Auch wenn sich Postl mit Alan Reed (Pallas – Gesang), Christina Booth (Magenta – Gesang), Ian Bairnson (Alan Parsons Project – Gitarre), RPWL-Kollege Yogi Lang (Keyboards) und weiteren Sessionmusikern einige hochkarätige Gäste ins Boot geholt hat – die zwölf Songs von „Fragments“ lassen immer wieder vor allem an zwei Bands denken: Pink Floyd und ihre deutschen Nachfolger RPWL. Schwelgerische Midtempo-Songs mit endlosen getragenen Gitarrensoli, harmoniebeseelten Gesängen und leichtem Popappeal machen eindeutig den Großteil des Albums aus und sind nur durch die die Gesangsauftritte von Alan Reed und Christina Booth nicht direkt RPWL zuzuordnen. Da passt es gut ins Bild, dass das Album mit dem Bonustrack „Another Day“ vom limitierten RPWL-Album „Nine“ beendet wird. Im Detail betrachtet, geht Postl noch behutsamer vor als seine Hauptband: Wo RPWL hin und wieder noch minutenlange Instrumentalparts in ihre Tracks einweben und so zumindest hin und wieder ein paar Progklischees bedienen, lässt sich PARZIVALS EYE in den leisen und andächtigen Momenten durch Nichts aus der Ruhe bringen. Die floydigen Gitarrensoli dürfen aber natürlich nicht fehlen.
Nur an zwei Stellen des Albums wird es ein ganz bisschen lauter: „Signs“ und „Fragments“ folgen direkt aufeinander und sind ohrwurmige, dennoch atmosphärische und moderne Rocknummern mit gelegentlichem, vorsichtigen Riffing, das vermutlich aber sogar Radiopop-Hörer ohne Bauchschmerzen schlucken würden. Von daher ist diese Einordnung hier relativ zum restlichen Songmaterial zu betrachten. Mit „Chicago“ hat sich auch ein Coverstück auf die Platte geschlichen. Dieser Protestsong gegen Amerika stammt ursprünglich vom englischen Singer-Songwriter Graham Nash und wurde von Postl zusammen mit Christina Booth sehr überzeugend neu interpretiert.
Der 13-minütige Opener „Longings End“ startet atmosphärisch und stimmungsvoll in typischer Pink Floyd/RPWL-Manier. Leider hat der Track neben einigen guten Parts (insbesondere dem kurzen, recht treibenden Part mit coolem Riff und Gesangsarrangents ab 9:30 Minuten) aber vor allem einen großen Schwachpunkt: Der mittelmäßige Refrain mag nicht so recht zur Stimmung des übrigen Stückes passen und wird zudem an sehr unpassenden Stellen, teilweise gänzlich ohne Übergang, eingebaut. Somit kann dieser Song nicht wirklich überzeugen.
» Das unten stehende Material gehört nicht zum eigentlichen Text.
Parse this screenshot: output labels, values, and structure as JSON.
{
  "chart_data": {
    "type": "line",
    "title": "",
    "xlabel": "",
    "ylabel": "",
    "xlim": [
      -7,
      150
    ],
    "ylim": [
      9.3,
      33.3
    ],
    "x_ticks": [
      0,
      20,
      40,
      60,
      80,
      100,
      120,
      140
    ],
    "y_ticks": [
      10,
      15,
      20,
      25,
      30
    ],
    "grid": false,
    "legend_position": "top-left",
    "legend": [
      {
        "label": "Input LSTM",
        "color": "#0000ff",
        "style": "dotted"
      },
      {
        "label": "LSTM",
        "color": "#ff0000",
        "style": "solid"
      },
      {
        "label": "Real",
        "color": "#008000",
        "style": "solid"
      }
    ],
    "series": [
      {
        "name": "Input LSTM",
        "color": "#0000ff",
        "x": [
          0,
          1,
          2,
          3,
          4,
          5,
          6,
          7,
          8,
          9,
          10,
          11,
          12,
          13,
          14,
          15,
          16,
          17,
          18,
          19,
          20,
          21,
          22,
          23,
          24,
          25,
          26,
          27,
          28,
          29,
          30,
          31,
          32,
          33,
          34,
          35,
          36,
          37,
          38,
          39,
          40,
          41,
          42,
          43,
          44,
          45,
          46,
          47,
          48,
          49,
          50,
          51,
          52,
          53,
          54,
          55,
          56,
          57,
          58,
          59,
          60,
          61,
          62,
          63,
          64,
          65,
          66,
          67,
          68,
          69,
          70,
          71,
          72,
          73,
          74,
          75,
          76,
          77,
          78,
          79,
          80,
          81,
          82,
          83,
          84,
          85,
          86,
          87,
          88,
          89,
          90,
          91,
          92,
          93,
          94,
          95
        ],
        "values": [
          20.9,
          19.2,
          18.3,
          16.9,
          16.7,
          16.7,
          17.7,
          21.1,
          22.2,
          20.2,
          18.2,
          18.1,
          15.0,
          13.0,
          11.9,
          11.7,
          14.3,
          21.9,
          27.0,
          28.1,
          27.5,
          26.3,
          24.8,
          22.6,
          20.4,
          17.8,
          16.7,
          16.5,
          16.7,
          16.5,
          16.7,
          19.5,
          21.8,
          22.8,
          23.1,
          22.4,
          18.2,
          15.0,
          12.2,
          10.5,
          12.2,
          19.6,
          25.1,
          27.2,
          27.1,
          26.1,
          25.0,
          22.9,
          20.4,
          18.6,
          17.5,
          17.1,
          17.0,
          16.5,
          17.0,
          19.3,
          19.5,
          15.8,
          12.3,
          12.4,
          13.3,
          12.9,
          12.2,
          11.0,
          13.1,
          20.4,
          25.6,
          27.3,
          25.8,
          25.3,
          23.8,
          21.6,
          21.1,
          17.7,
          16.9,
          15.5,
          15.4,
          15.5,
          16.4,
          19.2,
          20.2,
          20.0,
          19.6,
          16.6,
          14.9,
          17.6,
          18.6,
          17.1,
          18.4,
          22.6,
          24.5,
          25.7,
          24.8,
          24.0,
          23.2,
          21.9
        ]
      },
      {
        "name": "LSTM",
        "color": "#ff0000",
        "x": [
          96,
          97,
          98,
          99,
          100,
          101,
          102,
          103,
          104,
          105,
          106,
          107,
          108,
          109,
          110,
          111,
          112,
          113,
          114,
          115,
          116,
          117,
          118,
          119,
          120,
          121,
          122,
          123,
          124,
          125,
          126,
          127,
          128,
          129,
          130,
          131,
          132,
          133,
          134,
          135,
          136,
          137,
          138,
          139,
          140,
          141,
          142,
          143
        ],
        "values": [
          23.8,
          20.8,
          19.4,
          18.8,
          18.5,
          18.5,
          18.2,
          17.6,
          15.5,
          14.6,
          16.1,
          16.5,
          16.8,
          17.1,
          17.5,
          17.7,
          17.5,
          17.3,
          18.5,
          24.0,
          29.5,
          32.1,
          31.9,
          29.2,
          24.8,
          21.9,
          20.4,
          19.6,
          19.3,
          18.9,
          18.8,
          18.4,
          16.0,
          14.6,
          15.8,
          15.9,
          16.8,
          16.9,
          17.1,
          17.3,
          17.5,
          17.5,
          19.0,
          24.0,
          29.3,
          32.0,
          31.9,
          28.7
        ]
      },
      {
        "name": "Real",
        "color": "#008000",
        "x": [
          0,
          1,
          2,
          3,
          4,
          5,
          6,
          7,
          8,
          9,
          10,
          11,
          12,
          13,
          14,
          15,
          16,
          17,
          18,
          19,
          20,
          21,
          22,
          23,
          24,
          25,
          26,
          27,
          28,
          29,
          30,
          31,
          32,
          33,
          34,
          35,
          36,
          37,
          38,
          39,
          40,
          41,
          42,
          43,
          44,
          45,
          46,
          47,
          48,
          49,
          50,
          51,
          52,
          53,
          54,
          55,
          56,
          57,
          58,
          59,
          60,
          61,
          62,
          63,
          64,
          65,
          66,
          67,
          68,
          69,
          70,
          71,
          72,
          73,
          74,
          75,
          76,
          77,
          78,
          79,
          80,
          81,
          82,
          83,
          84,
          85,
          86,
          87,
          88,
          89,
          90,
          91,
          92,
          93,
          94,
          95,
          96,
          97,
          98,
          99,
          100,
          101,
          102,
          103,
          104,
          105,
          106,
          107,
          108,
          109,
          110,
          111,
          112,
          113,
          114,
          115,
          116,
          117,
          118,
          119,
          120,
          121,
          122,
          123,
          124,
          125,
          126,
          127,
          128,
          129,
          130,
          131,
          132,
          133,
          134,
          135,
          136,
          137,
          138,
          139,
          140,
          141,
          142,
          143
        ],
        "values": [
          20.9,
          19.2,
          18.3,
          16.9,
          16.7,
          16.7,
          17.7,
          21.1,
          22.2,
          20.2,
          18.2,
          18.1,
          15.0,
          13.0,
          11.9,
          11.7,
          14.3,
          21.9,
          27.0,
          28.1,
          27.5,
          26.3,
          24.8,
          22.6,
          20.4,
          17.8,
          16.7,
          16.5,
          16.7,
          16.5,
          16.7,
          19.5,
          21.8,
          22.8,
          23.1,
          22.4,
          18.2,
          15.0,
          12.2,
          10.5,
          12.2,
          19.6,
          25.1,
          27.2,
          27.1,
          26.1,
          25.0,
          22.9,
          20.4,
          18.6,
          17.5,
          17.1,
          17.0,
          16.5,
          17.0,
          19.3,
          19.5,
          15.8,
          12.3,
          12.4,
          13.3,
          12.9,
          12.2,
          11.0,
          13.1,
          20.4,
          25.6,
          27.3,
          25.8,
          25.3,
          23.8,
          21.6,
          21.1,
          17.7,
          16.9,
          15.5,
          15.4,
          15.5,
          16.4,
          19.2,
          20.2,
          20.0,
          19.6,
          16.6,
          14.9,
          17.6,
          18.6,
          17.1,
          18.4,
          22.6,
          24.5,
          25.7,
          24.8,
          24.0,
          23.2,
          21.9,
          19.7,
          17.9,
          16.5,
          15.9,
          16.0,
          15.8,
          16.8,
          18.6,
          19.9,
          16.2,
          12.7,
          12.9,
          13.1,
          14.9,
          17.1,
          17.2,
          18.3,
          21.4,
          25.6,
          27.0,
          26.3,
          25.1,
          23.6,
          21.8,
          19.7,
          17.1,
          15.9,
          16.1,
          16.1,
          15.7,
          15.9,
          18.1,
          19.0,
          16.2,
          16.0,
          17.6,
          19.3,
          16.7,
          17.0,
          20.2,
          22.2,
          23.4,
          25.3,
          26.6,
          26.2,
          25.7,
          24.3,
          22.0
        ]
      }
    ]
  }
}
Skippen kann man nach zwei Hördurchgängen auch das Lied „Through Your Mind“. Es hat einfach zu wenig Substanz, um länger interessant zu sein und fällt gegenüber dem restlichen Material deutlich ab.
Highlights hingegen sind „Where Have Your Flowers Gone“ (wunderbarer Pop mit tollen Melodien), „Face My Fear“ (mit Neoprog-Gesang von Alan Reed), sowie das grandiose, lyrisch-verträumte „Skylights“. Hier wird Postls Liebe zu den späten Prog-Genesis („A Trick Of The Tail“) deutlich: Mellotron, romantische akustische Gitarre, zeitloser Gesang, unendlich getragene Arrangements. Super Stück!
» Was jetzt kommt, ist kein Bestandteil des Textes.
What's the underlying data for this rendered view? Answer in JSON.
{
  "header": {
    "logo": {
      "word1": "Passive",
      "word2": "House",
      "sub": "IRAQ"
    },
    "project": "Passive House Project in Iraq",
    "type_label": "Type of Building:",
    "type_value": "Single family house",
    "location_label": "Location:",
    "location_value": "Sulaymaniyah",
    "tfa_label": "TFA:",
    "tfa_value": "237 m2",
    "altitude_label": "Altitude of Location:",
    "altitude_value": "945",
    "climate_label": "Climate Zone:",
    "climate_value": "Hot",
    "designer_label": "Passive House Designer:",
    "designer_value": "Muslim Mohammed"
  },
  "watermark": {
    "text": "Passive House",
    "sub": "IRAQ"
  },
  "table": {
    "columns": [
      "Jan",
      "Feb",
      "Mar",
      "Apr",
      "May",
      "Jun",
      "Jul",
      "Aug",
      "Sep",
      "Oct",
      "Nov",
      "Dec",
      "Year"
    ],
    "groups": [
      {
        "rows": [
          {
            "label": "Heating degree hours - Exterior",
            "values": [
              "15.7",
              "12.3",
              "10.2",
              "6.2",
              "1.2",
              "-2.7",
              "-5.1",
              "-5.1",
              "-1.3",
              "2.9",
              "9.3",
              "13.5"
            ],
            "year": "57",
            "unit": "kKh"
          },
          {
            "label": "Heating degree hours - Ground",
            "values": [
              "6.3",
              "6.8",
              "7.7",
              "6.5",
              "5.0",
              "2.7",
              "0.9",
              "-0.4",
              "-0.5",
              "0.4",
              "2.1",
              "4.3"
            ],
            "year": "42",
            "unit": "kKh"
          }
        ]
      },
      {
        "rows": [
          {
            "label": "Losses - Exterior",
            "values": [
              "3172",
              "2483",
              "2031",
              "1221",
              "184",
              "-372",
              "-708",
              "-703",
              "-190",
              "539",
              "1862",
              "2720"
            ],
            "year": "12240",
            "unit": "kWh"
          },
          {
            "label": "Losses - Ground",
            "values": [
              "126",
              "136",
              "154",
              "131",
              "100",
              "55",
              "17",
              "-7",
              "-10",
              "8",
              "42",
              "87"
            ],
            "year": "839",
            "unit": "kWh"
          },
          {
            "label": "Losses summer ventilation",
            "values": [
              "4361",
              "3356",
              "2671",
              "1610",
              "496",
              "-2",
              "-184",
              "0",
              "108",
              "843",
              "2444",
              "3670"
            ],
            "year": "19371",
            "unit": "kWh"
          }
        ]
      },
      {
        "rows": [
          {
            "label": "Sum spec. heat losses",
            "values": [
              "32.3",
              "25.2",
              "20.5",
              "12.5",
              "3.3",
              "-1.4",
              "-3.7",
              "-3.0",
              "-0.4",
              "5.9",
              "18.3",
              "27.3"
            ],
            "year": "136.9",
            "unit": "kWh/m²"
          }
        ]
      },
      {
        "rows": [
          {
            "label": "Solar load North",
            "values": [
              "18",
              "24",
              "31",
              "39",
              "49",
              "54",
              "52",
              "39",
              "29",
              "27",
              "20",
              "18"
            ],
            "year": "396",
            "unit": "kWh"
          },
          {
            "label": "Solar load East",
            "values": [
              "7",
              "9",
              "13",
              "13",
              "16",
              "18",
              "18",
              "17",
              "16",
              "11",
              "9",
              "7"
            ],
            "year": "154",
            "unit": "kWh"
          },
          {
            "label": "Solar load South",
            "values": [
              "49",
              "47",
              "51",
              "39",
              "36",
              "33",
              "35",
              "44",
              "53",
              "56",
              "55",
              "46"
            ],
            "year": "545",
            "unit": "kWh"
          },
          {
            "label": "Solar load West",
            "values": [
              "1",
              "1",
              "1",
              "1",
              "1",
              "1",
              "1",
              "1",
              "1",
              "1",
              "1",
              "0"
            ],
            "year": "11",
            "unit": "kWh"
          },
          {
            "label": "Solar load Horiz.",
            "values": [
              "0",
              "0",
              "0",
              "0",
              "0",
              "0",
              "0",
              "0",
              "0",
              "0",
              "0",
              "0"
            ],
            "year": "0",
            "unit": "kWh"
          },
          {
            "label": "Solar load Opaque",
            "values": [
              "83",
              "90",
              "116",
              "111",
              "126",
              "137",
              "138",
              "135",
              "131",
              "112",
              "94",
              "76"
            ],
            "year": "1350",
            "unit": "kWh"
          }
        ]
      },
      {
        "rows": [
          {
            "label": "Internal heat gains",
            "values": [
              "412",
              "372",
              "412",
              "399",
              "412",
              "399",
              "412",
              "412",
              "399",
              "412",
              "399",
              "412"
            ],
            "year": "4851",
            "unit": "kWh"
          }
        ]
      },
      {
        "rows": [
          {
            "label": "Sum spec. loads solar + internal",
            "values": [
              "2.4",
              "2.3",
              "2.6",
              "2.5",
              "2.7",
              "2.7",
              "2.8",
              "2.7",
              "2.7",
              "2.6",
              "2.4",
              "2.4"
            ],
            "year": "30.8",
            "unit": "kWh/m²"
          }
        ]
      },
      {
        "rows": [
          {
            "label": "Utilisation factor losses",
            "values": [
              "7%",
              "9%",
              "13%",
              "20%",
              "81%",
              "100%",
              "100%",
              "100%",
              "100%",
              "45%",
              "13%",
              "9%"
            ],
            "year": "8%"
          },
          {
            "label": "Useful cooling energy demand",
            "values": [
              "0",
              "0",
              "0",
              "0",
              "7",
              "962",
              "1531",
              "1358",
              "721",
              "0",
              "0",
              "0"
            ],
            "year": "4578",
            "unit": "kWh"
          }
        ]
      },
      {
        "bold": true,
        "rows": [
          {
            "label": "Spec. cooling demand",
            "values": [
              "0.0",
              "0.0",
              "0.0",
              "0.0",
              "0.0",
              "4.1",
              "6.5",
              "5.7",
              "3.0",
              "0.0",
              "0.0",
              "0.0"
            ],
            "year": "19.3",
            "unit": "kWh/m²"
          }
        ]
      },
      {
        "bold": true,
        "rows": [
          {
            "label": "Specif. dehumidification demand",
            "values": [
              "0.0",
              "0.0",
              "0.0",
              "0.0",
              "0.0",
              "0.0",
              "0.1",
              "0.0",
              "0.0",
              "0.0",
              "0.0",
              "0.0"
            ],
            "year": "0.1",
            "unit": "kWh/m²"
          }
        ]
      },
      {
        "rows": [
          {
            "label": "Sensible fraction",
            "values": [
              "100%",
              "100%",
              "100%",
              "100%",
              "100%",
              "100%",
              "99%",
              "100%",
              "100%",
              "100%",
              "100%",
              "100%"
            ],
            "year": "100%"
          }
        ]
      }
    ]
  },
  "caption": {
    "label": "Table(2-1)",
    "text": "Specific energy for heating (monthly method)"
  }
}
Gäbe es RPWL nicht, so wäre „Fragments“ ein wirklich toller Erstling einer spannenden Combo. Vor dem Hintergrund, dass Postls Stammband aber doch sehr ähnliche Musik macht, finde ich es beinahe etwas schade, dass er sich stilistisch nicht mehr von ihr gelöst hat. Sein Kollege Kalle Wallner hat dies mit Blind Ego immerhin in Teilen geschafft. Doch böse sein kann man dem RPWL-Bassisten nicht: „Ich konnte nicht einfach irgendwas spielen, nur um Geld zu verdienen. Ich liebe diese Art von Musik und fühle mich wohl in ihr“. Das die Musik aus dem Herzen kommt, ist doch schließlich das Wichtigste, oder?
Ergo: RPWL-Freunde werden das Album lieben, RPWL-Hasser machen besser gleich einen großen Bogen darum. Unterhaltsam und solide.